Compare that to the 383 cities that get less than $186 per capita – the average for the Big Fourteen recipients and the Big Three population centers. They total 2,621,451 people – about half the population of the state – and get $55,550,284, or a little over a ninth of the total LGA budget. They have an average population of 6844 – almost five times the size of the cities that get above-average aid.
So the pattern so far is this:
- The big fourteen LGA recipients, and the three largest cities in population, all get $186 per capita in LGA.
- The smaller towns and cities that get more than that average are quite small indeed.
- The larger towns and cities that get below that average are considerably larger.
But what about the large number of cities that get no aid? The MPR report points out that some cities get no money whatsoever from LGA.
Those 127 cities total 1,770,912 people – about a third of the state’s population – and have an average population just shy of 14,000.

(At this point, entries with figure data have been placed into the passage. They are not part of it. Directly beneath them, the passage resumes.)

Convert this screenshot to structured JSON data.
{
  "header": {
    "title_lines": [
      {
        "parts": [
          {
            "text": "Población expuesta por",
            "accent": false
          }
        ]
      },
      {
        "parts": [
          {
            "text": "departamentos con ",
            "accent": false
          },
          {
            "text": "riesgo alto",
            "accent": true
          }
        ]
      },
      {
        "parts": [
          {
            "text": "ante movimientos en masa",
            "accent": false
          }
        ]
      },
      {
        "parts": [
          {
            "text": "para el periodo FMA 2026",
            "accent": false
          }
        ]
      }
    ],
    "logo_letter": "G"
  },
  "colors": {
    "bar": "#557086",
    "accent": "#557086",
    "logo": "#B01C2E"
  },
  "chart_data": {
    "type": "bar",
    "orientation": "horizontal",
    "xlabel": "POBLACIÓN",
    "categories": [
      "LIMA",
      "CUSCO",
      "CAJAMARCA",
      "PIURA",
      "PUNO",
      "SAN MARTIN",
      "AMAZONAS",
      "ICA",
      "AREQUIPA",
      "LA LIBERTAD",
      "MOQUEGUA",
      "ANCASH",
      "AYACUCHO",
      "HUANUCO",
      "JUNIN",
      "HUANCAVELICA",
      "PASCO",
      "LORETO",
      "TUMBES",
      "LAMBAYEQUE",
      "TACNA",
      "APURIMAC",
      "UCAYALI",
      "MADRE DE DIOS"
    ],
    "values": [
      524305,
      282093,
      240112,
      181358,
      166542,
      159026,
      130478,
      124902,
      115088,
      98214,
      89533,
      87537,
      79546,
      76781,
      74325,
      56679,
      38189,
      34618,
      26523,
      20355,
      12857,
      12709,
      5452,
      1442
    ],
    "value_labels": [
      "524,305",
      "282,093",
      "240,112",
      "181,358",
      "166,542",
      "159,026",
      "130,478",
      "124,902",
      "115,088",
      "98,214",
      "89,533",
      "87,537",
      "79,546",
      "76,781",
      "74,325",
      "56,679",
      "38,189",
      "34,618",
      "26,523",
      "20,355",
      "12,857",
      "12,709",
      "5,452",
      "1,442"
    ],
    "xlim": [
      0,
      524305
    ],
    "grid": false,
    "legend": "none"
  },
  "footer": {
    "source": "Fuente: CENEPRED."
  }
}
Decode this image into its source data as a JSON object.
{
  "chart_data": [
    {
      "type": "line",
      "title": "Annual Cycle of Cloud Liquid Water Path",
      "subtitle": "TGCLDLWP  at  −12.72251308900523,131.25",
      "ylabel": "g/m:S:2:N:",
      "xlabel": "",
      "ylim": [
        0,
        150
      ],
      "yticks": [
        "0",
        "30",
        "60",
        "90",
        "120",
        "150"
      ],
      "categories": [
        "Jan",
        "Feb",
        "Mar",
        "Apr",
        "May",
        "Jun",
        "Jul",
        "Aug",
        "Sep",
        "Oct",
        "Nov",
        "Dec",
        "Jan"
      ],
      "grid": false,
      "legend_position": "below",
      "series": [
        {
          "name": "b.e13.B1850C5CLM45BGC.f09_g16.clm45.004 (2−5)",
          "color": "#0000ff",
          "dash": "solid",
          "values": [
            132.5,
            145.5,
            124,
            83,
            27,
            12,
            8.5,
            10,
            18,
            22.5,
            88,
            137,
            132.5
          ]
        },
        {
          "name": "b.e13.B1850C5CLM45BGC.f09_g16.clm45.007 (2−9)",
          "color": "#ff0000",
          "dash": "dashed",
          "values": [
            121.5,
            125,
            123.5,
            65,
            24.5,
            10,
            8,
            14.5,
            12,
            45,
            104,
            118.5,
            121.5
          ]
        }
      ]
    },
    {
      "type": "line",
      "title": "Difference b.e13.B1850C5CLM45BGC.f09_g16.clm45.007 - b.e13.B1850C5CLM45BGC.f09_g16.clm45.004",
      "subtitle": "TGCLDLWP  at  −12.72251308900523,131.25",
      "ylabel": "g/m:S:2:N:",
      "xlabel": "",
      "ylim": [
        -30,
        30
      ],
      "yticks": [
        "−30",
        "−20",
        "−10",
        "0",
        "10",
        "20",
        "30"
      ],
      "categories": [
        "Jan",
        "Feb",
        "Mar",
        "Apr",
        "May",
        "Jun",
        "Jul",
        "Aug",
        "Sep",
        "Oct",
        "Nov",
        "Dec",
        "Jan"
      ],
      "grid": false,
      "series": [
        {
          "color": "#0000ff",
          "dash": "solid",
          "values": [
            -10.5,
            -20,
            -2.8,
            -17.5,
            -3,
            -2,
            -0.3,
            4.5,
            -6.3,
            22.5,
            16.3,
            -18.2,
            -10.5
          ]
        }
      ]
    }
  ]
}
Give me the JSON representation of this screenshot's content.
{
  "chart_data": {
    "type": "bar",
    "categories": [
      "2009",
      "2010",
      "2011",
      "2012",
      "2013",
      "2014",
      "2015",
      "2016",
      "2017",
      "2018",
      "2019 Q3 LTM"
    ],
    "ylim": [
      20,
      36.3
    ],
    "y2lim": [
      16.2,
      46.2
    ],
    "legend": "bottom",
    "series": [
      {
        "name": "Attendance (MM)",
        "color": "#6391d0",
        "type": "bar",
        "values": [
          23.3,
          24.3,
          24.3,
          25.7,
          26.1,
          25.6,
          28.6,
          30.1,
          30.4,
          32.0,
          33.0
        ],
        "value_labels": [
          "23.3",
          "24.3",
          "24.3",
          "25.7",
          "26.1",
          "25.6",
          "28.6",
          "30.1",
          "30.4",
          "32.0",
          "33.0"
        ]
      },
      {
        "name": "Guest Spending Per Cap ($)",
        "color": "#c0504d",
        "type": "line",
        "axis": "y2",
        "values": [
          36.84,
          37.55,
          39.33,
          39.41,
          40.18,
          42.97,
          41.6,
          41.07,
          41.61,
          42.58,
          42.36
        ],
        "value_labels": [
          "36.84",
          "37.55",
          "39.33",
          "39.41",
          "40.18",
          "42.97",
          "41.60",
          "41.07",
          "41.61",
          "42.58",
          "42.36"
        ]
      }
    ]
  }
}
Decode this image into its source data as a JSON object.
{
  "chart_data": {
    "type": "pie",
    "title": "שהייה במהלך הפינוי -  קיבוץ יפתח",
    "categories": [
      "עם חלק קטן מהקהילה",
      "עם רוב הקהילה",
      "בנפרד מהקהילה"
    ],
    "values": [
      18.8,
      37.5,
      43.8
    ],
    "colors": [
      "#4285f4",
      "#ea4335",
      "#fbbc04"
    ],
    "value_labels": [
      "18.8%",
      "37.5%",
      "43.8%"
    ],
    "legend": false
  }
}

So here’s how LGA breaks out:
- the 14 biggest recipients, and 300-odd cities averaging just over a thousand people eat up almost $370 million in LGA ($141 million to the Twin Cities and Duluth); that is 87 percent of all LGA.
- The remaining just-shy-of-half of Minnesota towns and cities – those in the middle of the pack, averaging around 6,000 people – get what’s left.
- 15% of Minnesota towns and cities holding about a third of the people get no LGA. Zip. Nada. Zilch.
Had enough yet?
Tough. There’s more.
I split out the cities that make up the Twin Cities metro area – 101 total cities and towns (I may have missed a few, but they’re useful for comparison purposes).
Of the 101 total cities in the Metro, from huge Minneapolis to tiny Coates (population 177), averaging 28,500-odd people receiving a total of $158664,026 of LGA, averaging $57.20 per capita.
But only 28 cities in the Metro area actually get Local Government Aid. So if you leave out Minneapolis and Saint Paul, with their 678,186 total people and roughly $170/person allotment, you get a total of 99 cities with 2,010,299 people, averaging a minuscule $8.31 per capita.
Local Government Aid gives immensely disproportionate aid to Minneapolis, Saint Paul and Duluth, as well as the smaller towns that the program was originally intended to aid. It takes money from the parts of the state that are prospering – the Metro suburbs.
There is, in between the lavishly funded Twin Cities and Duluth and the smaller communities where a small contribution translates into a huge per-capita expenditure, a large donut hole of Minnesota communities, largely prosperous, heavily outer-tier Metro or from the southern part of the state, between 5,000 and the mid-five figures that get nothing – but most definitely pay in.
And Minnesota Public Radio stopped looking for conclusions when they found something they could use to bag on Tom Emmer.